Upper tract deterioration may also occur due to reflux of urine. It was initially believed that antireflux valves were necessary to preserve renal function, particularly in the case of orthotopic reconstruction. However, a properly formed spherical reservoir is compliant and thus allows for low-pressure voiding. Any straining is equally transmitted to both the reservoir and upper tracts. Additionally, the isoperistaltic afferent limb serves to diffuse some of the pressure. A prospective randomized study, though with limited follow-up, indeed found higher stricture rates and worse renal impairment with antireflux mechanisms in orthotopic bladder substitution [71]. However for continent cutaneous reservoirs, the outlet which provides continence also enables high pouch pressures. As such, the benefit of antirefluxing ureteric anastomoses must be weighed against higher rates of anastomotic strictures in continent cutaneous diversions [72].

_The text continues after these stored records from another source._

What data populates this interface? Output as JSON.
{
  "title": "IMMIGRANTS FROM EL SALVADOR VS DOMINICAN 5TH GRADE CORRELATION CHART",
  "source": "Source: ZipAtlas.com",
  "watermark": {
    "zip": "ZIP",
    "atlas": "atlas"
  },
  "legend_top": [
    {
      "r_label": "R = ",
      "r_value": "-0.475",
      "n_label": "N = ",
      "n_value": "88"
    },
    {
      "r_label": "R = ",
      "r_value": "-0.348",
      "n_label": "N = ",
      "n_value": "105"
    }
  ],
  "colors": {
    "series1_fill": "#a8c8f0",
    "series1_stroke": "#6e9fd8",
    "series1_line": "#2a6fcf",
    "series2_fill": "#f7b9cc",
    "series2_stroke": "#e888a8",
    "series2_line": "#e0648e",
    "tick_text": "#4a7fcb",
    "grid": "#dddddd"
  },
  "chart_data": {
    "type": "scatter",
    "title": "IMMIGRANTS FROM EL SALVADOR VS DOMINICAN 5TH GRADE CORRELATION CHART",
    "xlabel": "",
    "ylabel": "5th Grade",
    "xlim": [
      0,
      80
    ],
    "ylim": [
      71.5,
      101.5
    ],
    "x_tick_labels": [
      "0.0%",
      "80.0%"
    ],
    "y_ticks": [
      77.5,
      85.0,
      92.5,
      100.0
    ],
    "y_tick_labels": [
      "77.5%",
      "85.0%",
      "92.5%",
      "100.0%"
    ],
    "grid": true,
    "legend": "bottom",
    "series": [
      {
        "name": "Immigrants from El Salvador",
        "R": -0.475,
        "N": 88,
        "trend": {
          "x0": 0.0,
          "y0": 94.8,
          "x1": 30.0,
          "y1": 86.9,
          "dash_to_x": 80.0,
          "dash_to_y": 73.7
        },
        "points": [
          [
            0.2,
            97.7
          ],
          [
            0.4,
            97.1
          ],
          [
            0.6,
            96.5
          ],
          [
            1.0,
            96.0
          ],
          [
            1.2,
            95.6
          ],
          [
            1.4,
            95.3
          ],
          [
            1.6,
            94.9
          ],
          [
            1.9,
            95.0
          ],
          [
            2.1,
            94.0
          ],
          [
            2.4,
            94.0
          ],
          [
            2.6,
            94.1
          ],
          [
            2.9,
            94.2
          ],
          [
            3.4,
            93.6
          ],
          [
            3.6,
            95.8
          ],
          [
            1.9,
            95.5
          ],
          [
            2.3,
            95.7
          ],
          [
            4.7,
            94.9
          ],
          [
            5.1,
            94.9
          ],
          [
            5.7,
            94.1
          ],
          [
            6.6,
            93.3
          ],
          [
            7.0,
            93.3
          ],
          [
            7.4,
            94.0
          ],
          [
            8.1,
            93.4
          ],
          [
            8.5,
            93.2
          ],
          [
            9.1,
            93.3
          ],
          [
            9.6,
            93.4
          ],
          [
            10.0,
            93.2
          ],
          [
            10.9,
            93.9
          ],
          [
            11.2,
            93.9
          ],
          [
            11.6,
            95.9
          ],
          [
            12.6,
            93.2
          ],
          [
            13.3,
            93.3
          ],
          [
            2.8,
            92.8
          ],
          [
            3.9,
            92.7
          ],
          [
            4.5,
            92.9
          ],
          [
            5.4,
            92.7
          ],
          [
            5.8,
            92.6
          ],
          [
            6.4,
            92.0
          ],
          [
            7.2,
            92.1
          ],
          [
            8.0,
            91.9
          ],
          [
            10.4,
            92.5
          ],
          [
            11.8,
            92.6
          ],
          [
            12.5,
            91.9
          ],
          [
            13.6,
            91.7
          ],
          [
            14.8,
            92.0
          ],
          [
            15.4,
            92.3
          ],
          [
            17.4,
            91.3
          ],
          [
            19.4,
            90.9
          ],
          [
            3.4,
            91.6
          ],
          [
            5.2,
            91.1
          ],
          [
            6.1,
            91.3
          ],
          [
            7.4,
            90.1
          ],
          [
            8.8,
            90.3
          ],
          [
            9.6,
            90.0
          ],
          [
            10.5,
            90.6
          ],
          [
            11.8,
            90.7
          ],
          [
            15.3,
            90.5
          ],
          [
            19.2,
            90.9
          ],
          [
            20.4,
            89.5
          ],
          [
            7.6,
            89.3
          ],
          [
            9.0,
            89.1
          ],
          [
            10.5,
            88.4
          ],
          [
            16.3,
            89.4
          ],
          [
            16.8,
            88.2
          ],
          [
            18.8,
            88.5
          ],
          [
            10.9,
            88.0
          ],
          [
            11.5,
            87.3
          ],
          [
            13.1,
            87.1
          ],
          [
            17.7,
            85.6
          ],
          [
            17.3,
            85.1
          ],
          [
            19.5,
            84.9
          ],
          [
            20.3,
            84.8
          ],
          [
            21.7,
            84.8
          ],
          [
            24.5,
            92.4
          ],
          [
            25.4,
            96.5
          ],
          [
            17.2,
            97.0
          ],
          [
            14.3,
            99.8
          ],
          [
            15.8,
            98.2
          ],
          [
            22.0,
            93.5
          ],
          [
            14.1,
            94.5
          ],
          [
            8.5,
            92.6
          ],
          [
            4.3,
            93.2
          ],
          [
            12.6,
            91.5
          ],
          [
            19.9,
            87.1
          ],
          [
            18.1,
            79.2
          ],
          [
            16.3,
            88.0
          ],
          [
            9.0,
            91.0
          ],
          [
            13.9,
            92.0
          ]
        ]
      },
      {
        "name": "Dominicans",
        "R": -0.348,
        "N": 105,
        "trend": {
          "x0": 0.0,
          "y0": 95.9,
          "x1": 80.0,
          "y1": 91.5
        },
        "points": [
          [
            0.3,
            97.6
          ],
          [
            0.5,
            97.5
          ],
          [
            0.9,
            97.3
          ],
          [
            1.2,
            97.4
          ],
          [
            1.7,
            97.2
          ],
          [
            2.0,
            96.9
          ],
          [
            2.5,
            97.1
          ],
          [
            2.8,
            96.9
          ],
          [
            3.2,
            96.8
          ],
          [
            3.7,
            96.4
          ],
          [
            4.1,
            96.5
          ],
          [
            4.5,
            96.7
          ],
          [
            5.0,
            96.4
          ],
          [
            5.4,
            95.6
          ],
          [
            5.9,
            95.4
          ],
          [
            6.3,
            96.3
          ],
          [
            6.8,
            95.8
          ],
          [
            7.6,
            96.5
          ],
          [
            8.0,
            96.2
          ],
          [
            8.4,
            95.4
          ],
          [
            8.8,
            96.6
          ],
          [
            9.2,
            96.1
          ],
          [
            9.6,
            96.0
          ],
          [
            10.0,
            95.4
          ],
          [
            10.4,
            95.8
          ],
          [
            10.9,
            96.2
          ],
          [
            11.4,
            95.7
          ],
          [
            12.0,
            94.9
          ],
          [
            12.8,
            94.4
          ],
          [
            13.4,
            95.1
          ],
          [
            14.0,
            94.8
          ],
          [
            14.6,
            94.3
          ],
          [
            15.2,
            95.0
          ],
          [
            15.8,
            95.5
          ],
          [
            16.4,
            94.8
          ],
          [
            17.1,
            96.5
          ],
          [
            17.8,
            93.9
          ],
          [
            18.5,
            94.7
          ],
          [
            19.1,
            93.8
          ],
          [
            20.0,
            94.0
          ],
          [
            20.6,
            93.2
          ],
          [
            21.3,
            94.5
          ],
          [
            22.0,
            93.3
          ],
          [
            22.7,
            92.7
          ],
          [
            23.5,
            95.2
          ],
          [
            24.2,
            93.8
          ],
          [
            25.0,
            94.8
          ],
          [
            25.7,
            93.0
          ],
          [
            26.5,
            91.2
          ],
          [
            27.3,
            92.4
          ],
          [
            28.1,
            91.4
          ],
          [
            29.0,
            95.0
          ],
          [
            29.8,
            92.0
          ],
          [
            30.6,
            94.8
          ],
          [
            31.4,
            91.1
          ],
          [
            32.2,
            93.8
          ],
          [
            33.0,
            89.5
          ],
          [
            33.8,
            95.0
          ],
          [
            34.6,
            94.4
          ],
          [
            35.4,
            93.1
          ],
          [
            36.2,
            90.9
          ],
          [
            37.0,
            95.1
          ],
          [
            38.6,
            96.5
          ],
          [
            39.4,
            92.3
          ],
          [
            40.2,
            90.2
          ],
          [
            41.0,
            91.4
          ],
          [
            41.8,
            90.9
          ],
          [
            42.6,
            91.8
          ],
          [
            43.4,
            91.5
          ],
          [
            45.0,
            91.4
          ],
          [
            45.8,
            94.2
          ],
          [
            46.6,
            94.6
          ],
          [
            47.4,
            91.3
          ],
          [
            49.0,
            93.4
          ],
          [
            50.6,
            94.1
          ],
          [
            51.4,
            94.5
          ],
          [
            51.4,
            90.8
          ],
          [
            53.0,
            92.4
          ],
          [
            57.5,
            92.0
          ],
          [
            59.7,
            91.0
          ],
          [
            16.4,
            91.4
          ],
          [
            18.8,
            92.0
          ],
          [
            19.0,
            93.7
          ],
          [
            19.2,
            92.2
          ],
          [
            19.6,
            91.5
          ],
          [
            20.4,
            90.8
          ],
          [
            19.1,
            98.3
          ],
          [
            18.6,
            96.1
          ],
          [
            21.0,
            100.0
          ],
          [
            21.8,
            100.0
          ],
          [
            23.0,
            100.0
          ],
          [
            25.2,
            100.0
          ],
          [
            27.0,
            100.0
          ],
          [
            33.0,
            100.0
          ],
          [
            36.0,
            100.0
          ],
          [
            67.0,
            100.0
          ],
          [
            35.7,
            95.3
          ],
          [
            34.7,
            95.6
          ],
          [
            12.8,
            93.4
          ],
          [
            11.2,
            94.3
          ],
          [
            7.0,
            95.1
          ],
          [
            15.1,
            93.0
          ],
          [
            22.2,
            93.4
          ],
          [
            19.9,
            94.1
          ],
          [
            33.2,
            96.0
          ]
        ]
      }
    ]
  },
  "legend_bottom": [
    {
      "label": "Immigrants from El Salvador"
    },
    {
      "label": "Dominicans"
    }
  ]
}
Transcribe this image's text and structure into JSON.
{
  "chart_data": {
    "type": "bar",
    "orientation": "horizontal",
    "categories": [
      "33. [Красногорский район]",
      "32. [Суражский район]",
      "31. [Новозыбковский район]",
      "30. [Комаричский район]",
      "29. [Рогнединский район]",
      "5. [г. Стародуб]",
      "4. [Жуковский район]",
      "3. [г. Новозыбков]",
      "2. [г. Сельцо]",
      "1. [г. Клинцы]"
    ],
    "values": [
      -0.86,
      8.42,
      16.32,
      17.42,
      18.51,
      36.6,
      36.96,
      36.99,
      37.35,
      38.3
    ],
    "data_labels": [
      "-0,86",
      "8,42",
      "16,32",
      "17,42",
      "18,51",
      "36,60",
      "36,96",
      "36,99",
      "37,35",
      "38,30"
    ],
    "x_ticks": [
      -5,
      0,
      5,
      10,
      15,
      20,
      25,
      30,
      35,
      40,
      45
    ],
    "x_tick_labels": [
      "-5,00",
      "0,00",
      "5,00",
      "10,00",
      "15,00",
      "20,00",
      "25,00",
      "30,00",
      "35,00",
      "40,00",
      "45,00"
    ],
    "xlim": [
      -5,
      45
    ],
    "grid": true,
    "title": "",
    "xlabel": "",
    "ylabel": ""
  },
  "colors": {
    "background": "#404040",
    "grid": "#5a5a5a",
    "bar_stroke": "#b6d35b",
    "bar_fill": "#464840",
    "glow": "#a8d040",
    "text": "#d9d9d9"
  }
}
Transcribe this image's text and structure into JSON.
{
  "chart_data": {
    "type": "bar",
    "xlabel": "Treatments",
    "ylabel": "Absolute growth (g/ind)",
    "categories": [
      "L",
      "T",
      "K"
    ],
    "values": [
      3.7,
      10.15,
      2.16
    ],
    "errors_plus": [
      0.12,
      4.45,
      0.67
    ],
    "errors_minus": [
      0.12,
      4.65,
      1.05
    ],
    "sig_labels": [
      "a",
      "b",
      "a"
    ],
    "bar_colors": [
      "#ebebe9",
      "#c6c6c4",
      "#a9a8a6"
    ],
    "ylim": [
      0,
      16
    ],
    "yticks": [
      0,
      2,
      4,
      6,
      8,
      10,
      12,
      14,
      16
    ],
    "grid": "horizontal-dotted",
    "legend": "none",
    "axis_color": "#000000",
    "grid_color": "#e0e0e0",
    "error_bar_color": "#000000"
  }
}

Urinary retention can also be a late effect in orthotopic substitutions, seen even in the absence of identifiable outlet obstruction or dysfunctional voiding, and even in instances in which patients initially had excellent urinary function. For as yet unclear reasons, retention is more common in female patients and with an incidence of up to 50 % at 5 years [63]. Fixation of the neobladder, and supporting the posterior pelvis via omental flaps, sacrocolpopexy, or anchoring the vaginal apex to the round ligaments have been described to improve outcomes, but results are not conclusive [36, 73]. Retention is typically treated with intermittent catheterization, though reduction pouchplasty and fixation have also been described [36].

9.3 Pouch-Vaginal Fistula

Despite even omental interposition flaps, fistulas between the neobladder and vaginal stump may occur in 1–10 % of female cystectomy cases [74, 75]. Depending on the location of the fistula, many of these may be repaired transvaginally with use of a Martius flap [76].

9.4 Urethral Recurrence

Several series have demonstrated an overall urethral recurrence rate of between 1.5 and 6 %, occurring even more than a decade after surgery [63]. In a series by Stein et al., prostatic involvement and continent cutaneous diversion were significant predictors for recurrence [77]. Tumor involvement of the bladder neck was once thought to be an absolute contraindication to orthotopic neobladder due to concern for urethral recurrence as well as the assumption that the bladder neck provided continence in females. However, neuroanatomical studies demonstrated that the rhabdosphincter, located in the distal two-thirds of the urethra, and preservation of its innervation were critical for preservation of continence [37]. Bladder neck involvement does however portend a higher risk of urethral recurrence [38].

10 Conclusions

Open radical cystectomy remains the gold standard for surgical management of muscle-invasive bladder cancer. Ongoing prospective randomized controlled trials comparing the safety and efficacy of open versus robotic cystectomy will help define the relevance of surgical technique to clinical outcomes. More studies, with standardized reporting of complications and validated instruments for assessing health-related quality of life will be necessary to help define the ideal populations for the various forms of urinary diversion. Improved diagnostics and imaging will allow for more accurate preoperative staging and maximum efficacy of radical cystectomy in the treatment and cure of bladder cancer.